Wednesday, December 08, 2010
December 7 – Community.
Where have you discovered community, online or otherwise, in 2010? What community would you like to join, create or more deeply connect with in 2011?
I've been desperately searching for community in some ways; in other ways, I'm overwhelmed by the generosity with which I am both welcomed and received for the gifts I bring. On the surface, I feel very alone. My parents moved away when my first baby was 2 months old. I had taken this job nearly 8 years prior because it would afford me the opportunity to be close to them as they aged. The news of their plans to move to South Carolina, a 14-hour drive away, devastated me. I have not yet been able to forgive my father for taking my mother away from me just as I was becoming a mother myself.
So, isolated from family (my husband's family is half a country away, in Iowa ... not always a bad thing) and not sure where I fit (I wasn't like the "working moms" I knew but I didn't feel accepted by the stay-at-home moms, either), I began to feel very alone.
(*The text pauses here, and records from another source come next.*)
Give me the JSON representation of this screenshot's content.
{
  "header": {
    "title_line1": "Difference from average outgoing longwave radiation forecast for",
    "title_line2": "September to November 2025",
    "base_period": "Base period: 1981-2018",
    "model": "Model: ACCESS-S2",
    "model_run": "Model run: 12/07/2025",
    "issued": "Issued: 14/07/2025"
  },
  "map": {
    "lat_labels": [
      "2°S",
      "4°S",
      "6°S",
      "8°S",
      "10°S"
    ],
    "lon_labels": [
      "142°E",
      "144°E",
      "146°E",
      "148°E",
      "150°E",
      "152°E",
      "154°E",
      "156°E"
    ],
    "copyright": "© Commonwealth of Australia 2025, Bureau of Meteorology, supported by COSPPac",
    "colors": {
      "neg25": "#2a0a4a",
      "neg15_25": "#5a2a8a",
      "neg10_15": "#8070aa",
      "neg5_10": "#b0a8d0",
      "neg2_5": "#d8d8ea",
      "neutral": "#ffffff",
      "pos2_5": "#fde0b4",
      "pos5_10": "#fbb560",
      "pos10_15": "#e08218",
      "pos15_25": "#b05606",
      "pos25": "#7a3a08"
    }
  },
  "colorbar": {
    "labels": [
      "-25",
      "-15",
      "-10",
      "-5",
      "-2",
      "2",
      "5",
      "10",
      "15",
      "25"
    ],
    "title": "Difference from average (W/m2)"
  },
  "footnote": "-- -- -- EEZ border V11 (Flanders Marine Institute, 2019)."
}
I found my community in La Leche League, with difficulty at first, but as I followed my heart in my mothering and gained support for the choices I found myself swept into by the immense love I felt for my daughter, I knew I was "one of them."
I was among the first accredited Leaders to be employed outside the home; throughout my application process, I clearly articulated my understanding and embracement of the philosophy that "a baby has an intense need for his mother which is as basic as his need for food," and therefore was welcomed by the organization (but not, at first, by all of its members!) to support other mothers in their quest to mother through breastfeeding. I continue to enjoy helping mothers nurture and enjoy their babies as they were created to do. I know that this community -- La Leche League and the wider community of International Board-Certified Lactation Consultants (IBCLCs) I have become a part of -- provides an outlet for my calling.
In considering my desire for community in 2011, I realize two important things: one, that breastfeeding and mothering through breastfeeding is the biological norm for a mother and her baby, created by God. To me, this understanding has put to rest any feelings of doubt that have been shoved down my throat by the society of which I am part ... my need to mother my children and to be present for them, at any cost, is something I am no longer afraid to honor, because this is how God intended for it to be. I would like to find and connect with my Catholicism through the community of other Catholics, so that I may learn from them and teach them as I have learned to do in La Leche League. The second realization I've made is that our society makes it difficult, if not impossible, for mothers to connect with this instinctual need to BE mothers. Pacifiers, the "freedom" of bottle-feeding, forcing mothers to return to unfriendly workplaces, the resistance to breastfeeding in public are all parts of this whole that create a disconnect. Until this undercurrent of policy and cultural norms is altered, the obstacles will stand. I will begin, in 2011, down a path toward a master's degree in public health, so that I may use my skills and passion to help enact those changes.
It takes a village to raise a child. No mother should have to feel alone.